Der sachliche Kern der Vorwürfe an Colette Schmidt ist schnell beschrieben: Die Journalistin hat in ihrer Berichterstattung über die Demonstration der Identitären und die Auseinandersetzung zwischen GegendemonstrantInnen und Exekutive über eine schwangere junge Frau geschrieben, die dabei zu Schaden gekommen sei bzw. ihr Kind verloren habe. Im ersten Bericht von Colette Schmidt wird dazu ein Sprecher der Wiener Rettung zitiert, der bestätigt, dass eine schwangere junge Frau vorsorglich ins Spital gebracht worden sei.

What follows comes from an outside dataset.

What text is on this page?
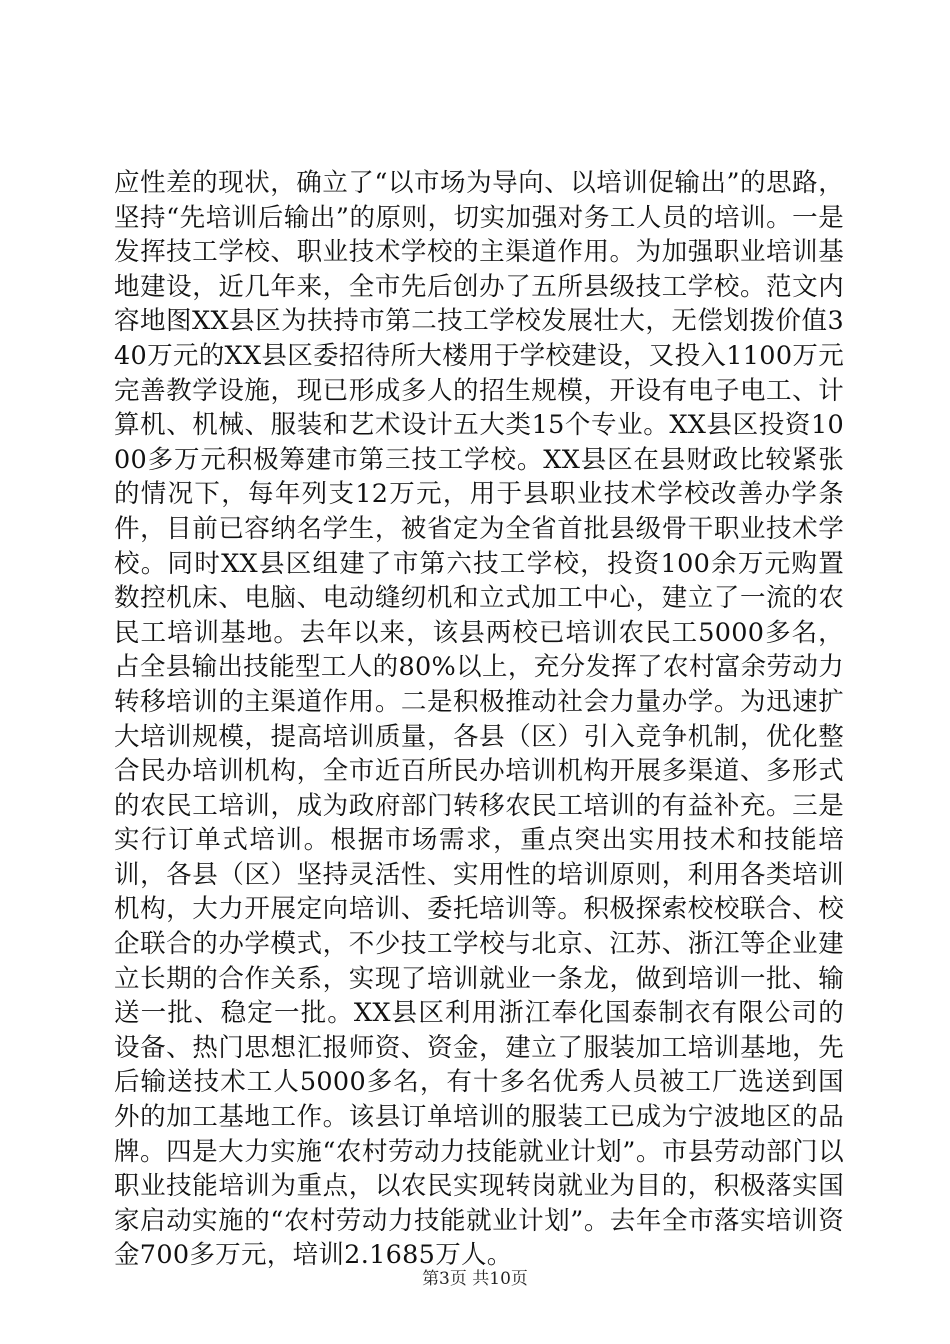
应性差的现状，确立了“以市场为导向、以培训促输出”的思路，坚持“先培训后输出”的原则，切实加强对务工人员的培训。一是发挥技工学校、职业技术学校的主渠道作用。为加强职业培训基地建设，近几年来，全市先后创办了五所县级技工学校。范文内容地图XX县区为扶持市第二技工学校发展壮大，无偿划拨价值340万元的XX县区委招待所大楼用于学校建设，又投入1100万元完善教学设施，现已形成多人的招生规模，开设有电子电工、计算机、机械、服装和艺术设计五大类15个专业。XX县区投资1000多万元积极筹建市第三技工学校。XX县区在县财政比较紧张的情况下，每年列支12万元，用于县职业技术学校改善办学条件，目前已容纳名学生，被省定为全省首批县级骨干职业技术学校。同时XX县区组建了市第六技工学校，投资100余万元购置数控机床、电脑、电动缝纫机和立式加工中心，建立了一流的农民工培训基地。去年以来，该县两校已培训农民工5000多名，占全县输出技能型工人的80%以上，充分发挥了农村富余劳动力转移培训的主渠道作用。二是积极推动社会力量办学。为迅速扩大培训规模，提高培训质量，各县（区）引入竞争机制，优化整合民办培训机构，全市近百所民办培训机构开展多渠道、多形式的农民工培训，成为政府部门转移农民工培训的有益补充。三是实行订单式培训。根据市场需求，重点突出实用技术和技能培训，各县（区）坚持灵活性、实用性的培训原则，利用各类培训机构，大力开展定向培训、委托培训等。积极探索校校联合、校企联合的办学模式，不少技工学校与北京、江苏、浙江等企业建立长期的合作关系，实现了培训就业一条龙，做到培训一批、输送一批、稳定一批。XX县区利用浙江奉化国泰制衣有限公司的设备、热门思想汇报师资、资金，建立了服装加工培训基地，先后输送技术工人5000多名，有十多名优秀人员被工厂选送到国外的加工基地工作。该县订单培训的服装工已成为宁波地区的品牌。四是大力实施“农村劳动力技能就业计划”。市县劳动部门以职业技能培训为重点，以农民实现转岗就业为目的，积极落实国家启动实施的“农村劳动力技能就业计划”。去年全市落实培训资金700多万元，培训2.1685万人。

第3页 共10页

Auch die Stellungnahme der Polizei, die die Schwangerschaft offen lässt, wird wiedergegeben: „Wir wissen nur, dass eine Frau bei der Verwüstung eines Geschäftslokals von der Polizei festgehalten wurde. Sie hat uns dann gesagt, sie ist schwanger und es geht ihr nicht gut, deswegen haben Kollegen die Rettung gerufen.” Tags darauf im nächsten Bericht des „Standard“ (Print-Ausgabe) ist dann von fünf verletzten Frauen , darunter einer Schwangeren, die nach dem Polizeieinsatz ihr Baby verloren habe, zu lesen. Am gleichen Tag erfolgt dann das Dementi der Polizei: Im Auftrag der Staatsanwaltschaft wurde der ärztliche Befund des Krankenhauses beschlagnahmt, aus dem klar hervorging, dass die Frau nicht schwanger war. In der APA-Meldung war aber auch zu lesen, dass die „kurzfristig Festgenommene“ gegenüber den Polizeibeamten angegeben habe, schwanger zu sein. Auch die Polizei konnte bis zum ärztlichen Befund nicht ausschließen, dass die Frau tatsächlich schwanger war.
Faksimile ZurZeit-Website
Die Lüge von der Schwangerschaft war also erst durch den Befund widerlegt, und sie war keine der Journalistin, sondern der angeblich schwangeren jungen Frau. Für „Zur Zeit“ ein willkommener Anlass, um die Journalistin mit unfassbaren Untergriffen niederzukübeln: „Schmidt pflege beste Kontakte ins ‚gewaltbereite linksextreme Milieu’ ” und zeige „klare Präferenzen zur steirischen KPÖ“. Beleg für „Zur Zeit“: Sie habe Regie bei einem „kommunistischen Propagandafilm“ geführt. Der „Propaganda“-Film („Genosse Waditschki“) ist ein Porträt des steirischen Widerstandskämpfers Willi Gaisch, in dem auch so „gewaltbereite linksextreme Propagandisten” wie der ehemalige Chefredakteur des „Standard“, Gerfried Sperl, interviewt werden.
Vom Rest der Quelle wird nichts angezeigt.